For the reaction, $$2A + B \rightarrow$$ products, when the concentration of $$A$$ and $$B$$ both were doubled, the rate of the reaction increased from 0.3 mol L$$^{-1}$$ s$$^{-1}$$ to 2.4 mol L$$^{-1}$$ s$$^{-1}$$. When the concentration of $$A$$ alone is doubled, the rate increased from 0.3 mol L$$^{-1}$$ s$$^{-1}$$ to 0.6 mol L$$^{-1}$$ s$$^{-1}$$. Which one of the following statements is correct?

We assume that the rate follows the usual rate law expression $$r = k[A]^m[B]^n$$, where $$m$$ is the order with respect to $$A$$ and $$n$$ is the order with respect to $$B$$. The symbol $$k$$ is the rate constant.

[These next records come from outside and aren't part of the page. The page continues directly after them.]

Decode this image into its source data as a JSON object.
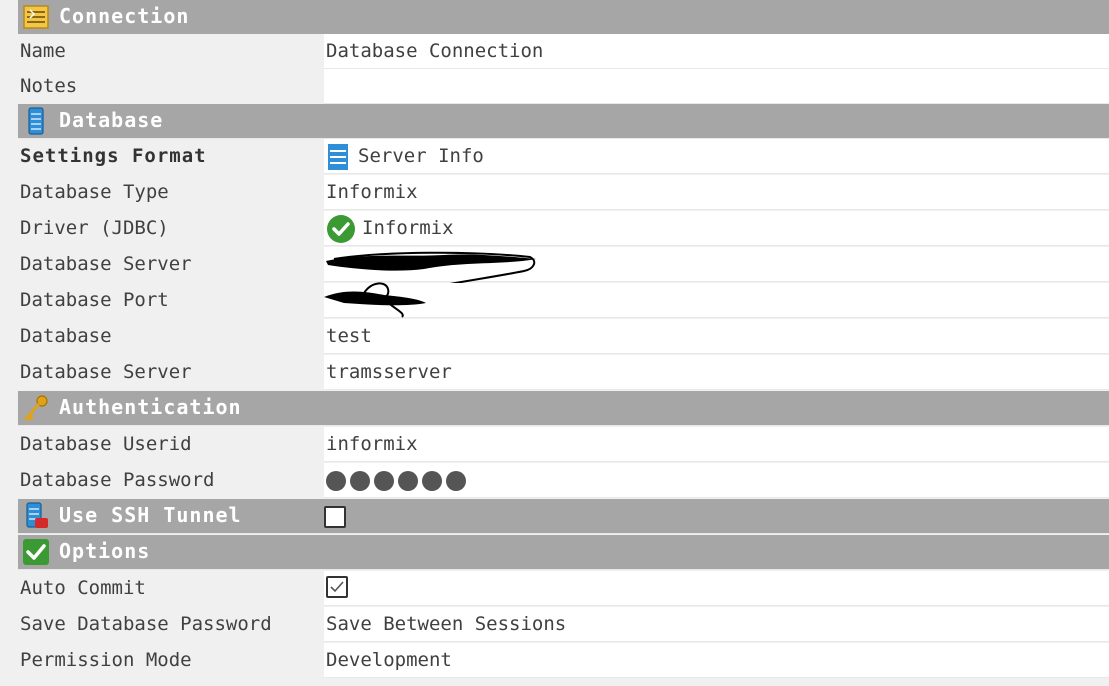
{
  "sections": {
    "connection": {
      "title": "Connection"
    },
    "database": {
      "title": "Database"
    },
    "authentication": {
      "title": "Authentication"
    },
    "ssh": {
      "title": "Use SSH Tunnel",
      "checked": false
    },
    "options": {
      "title": "Options"
    }
  },
  "connection": {
    "name_label": "Name",
    "name_value": "Database Connection",
    "notes_label": "Notes",
    "notes_value": ""
  },
  "database": {
    "settings_format_label": "Settings Format",
    "settings_format_value": "Server Info",
    "type_label": "Database Type",
    "type_value": "Informix",
    "driver_label": "Driver (JDBC)",
    "driver_value": "Informix",
    "server_label": "Database Server",
    "port_label": "Database Port",
    "db_label": "Database",
    "db_value": "test",
    "server2_label": "Database Server",
    "server2_value": "tramsserver"
  },
  "authentication": {
    "userid_label": "Database Userid",
    "userid_value": "informix",
    "password_label": "Database Password"
  },
  "options": {
    "autocommit_label": "Auto Commit",
    "autocommit_checked": true,
    "savepw_label": "Save Database Password",
    "savepw_value": "Save Between Sessions",
    "permission_label": "Permission Mode",
    "permission_value": "Development"
  },
  "colors": {
    "section_bg": "#a6a6a6",
    "check_green": "#3c9a35",
    "key_gold": "#e0a21a",
    "db_blue": "#2e8fd8"
  }
}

For the initial experiment we let the initial concentrations be $$[A]=a$$ and $$[B]=b$$. The initial rate is given to be

$$r_1 = k\,a^{\,m}\,b^{\,n} = 0.3\;\text{mol L}^{-1}\text{s}^{-1}.$$

Now both $$[A]$$ and $$[B]$$ are doubled, so they become $$2a$$ and $$2b$$ respectively. The new rate therefore is

$$r_2 = k\,(2a)^{\,m}\,(2b)^{\,n}.$$

Using the laws of exponents, we write

$$r_2 = k\,2^{\,m}a^{\,m}\,2^{\,n}b^{\,n} = 2^{\,m+n}\,k\,a^{\,m}b^{\,n} = 2^{\,m+n}\,r_1.$$

We are told that the numerical value of the rate increases from $$0.3$$ to $$2.4$$, so

$$\dfrac{r_2}{r_1}=\dfrac{2.4}{0.3}=8.$$

Comparing with the algebraic factor we obtained, we have

$$2^{\,m+n}=8.$$

Since $$8=2^{3}$$, we immediately deduce

$$m+n = 3.$$

Thus, the total order of the reaction is three, but we still need individual orders $$m$$ and $$n$$.

Next, only $$[A]$$ is doubled while $$[B]$$ is kept unchanged. The concentration of $$A$$ becomes $$2a$$ and that of $$B$$ stays $$b$$. The resulting rate is

$$r_3 = k\,(2a)^{\,m}\,b^{\,n} = 2^{\,m}\,k\,a^{\,m}b^{\,n}=2^{\,m}\,r_1.$$

The problem states that the rate rises from $$0.3$$ to $$0.6$$, so

$$\dfrac{r_3}{r_1}=\dfrac{0.6}{0.3}=2.$$

Equating the two factors gives

$$2^{\,m}=2 \quad\Longrightarrow\quad m = 1.$$

Substituting $$m = 1$$ into the earlier relation $$m+n = 3$$, we obtain

$$1 + n = 3 \quad\Longrightarrow\quad n = 2.$$

Therefore, the order with respect to $$A$$ is $$1$$ and the order with respect to $$B$$ is $$2$$. The only statement among the options that reflects this outcome is “Order of the reaction with respect to B is 2.”

Hence, the correct answer is Option A.